Add to the takeover price tag another $10 billion: Bayer, facing approximately 125,000 lawsuits over Monsanto’s cancer-causing popular herbicide, Roundup, agreed verbally to resolve the mass tort.
The silver lining for Baumann and Bayer AG shareholders is that the company’s share value leaped over 8% yesterday on the German stock market. This despite the fact that the board of Bayer AG needs to approve the $10 billion agreement (which will likely happen).
Despite the good news for Bayer AG shareholders, the tidal wave of lawsuits erased billions of dollars in gains for the company. The lawsuits allege that glyphosate, the active ingredient in Roundup weed killer, causes non-Hodgkin’s lymphoma (NHL), as well as other cancers, including leukemia and brain cancer.
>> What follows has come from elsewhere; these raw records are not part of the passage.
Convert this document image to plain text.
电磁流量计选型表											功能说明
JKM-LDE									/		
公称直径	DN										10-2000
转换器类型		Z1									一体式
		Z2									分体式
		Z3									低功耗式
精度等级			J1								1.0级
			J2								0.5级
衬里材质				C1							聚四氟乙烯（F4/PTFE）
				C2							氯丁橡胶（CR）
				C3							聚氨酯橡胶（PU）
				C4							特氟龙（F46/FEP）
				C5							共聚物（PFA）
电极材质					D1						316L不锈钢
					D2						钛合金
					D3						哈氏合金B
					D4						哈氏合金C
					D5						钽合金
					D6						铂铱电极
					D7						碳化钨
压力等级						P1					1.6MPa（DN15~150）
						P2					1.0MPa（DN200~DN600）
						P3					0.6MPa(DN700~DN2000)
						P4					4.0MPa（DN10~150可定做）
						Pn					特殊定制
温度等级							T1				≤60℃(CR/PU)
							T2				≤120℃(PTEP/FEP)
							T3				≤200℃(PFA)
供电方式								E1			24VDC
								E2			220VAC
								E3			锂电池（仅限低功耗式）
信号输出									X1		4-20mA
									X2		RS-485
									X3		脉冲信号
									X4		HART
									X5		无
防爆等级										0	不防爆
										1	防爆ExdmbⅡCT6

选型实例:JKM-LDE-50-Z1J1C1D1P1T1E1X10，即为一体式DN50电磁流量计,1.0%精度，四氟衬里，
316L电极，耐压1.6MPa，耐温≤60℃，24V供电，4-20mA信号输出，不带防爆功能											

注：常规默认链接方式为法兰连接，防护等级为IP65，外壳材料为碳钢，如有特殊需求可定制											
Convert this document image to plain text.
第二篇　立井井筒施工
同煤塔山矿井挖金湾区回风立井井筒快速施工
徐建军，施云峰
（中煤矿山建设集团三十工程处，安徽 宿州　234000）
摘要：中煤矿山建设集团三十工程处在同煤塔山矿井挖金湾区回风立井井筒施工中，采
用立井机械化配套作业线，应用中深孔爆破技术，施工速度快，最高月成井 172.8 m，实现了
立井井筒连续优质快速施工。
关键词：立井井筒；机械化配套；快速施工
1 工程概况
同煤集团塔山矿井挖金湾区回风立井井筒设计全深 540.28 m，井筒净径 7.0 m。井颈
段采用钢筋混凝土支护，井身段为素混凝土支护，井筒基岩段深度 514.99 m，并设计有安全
As for how much each of the litigants will receive, the value will range from the thousands to the millions.
What’s Next For Bayer AG?
Bayer AG has yet to officially announce the $10 billion collective payout agreement. The company will wait until the board approves it, which will likely take place sometime next month.
To date, Bayer AG has budgeted $8 billion to settle current cases, the number of which is approximately 85,000. The remaining 40,000 cases are in abeyance (cases that are in a holding pattern). This means that the remaining $2 billion will be set aside for the future suits. According to Bloomberg News, the future trials will focus on the link between Roundup weed killer and non-Hodgkin’s lymphoma.
In the meantime, despite the numerous lawsuits and the fact that some U.S. states and at least 24 countries have banned the use of glyphosate, Roundup is still commercially available in the U.S. and Canada. Despite the tens of thousands of lawsuits, the Environmental Protection Agency (EPA) maintains that glyphosate does not cause cancer. As such, Bayer AG is not required to place a warning label on Roundup.
Bayer AG’s ability to keep selling Roundup was part of the verbal agreement. Also part of the agreement: plaintiff’s attorneys will no longer advertise for new litigants or take on new Roundup cases.
One case that will likely continue involves a St. Louis attorney, representing over 24,000 cases. Mediators representing Bayer AG offered the attorney only $5,000 per client in some cases. The attorney turned down the settlement offer.
Bayer AG also is appealing the first few cases it lost. This means that Bayer AG is not setting aside the nearly $200 million from those first three cases in the $10 billion it has budgeted for the Roundup lawsuits.
Not All Roundup Users With Cancer Covered
Per the Bloomberg report, the settlement agreement only covers consumers who died from non-Hodgkin’s within the last 10 years. For users of the weed killer who developed multiple myeloma, a cancer in white blood cells that forms in bone marrow, not one cent from the $10 billion that Bayer AG has set aside for the lawsuits will go to them.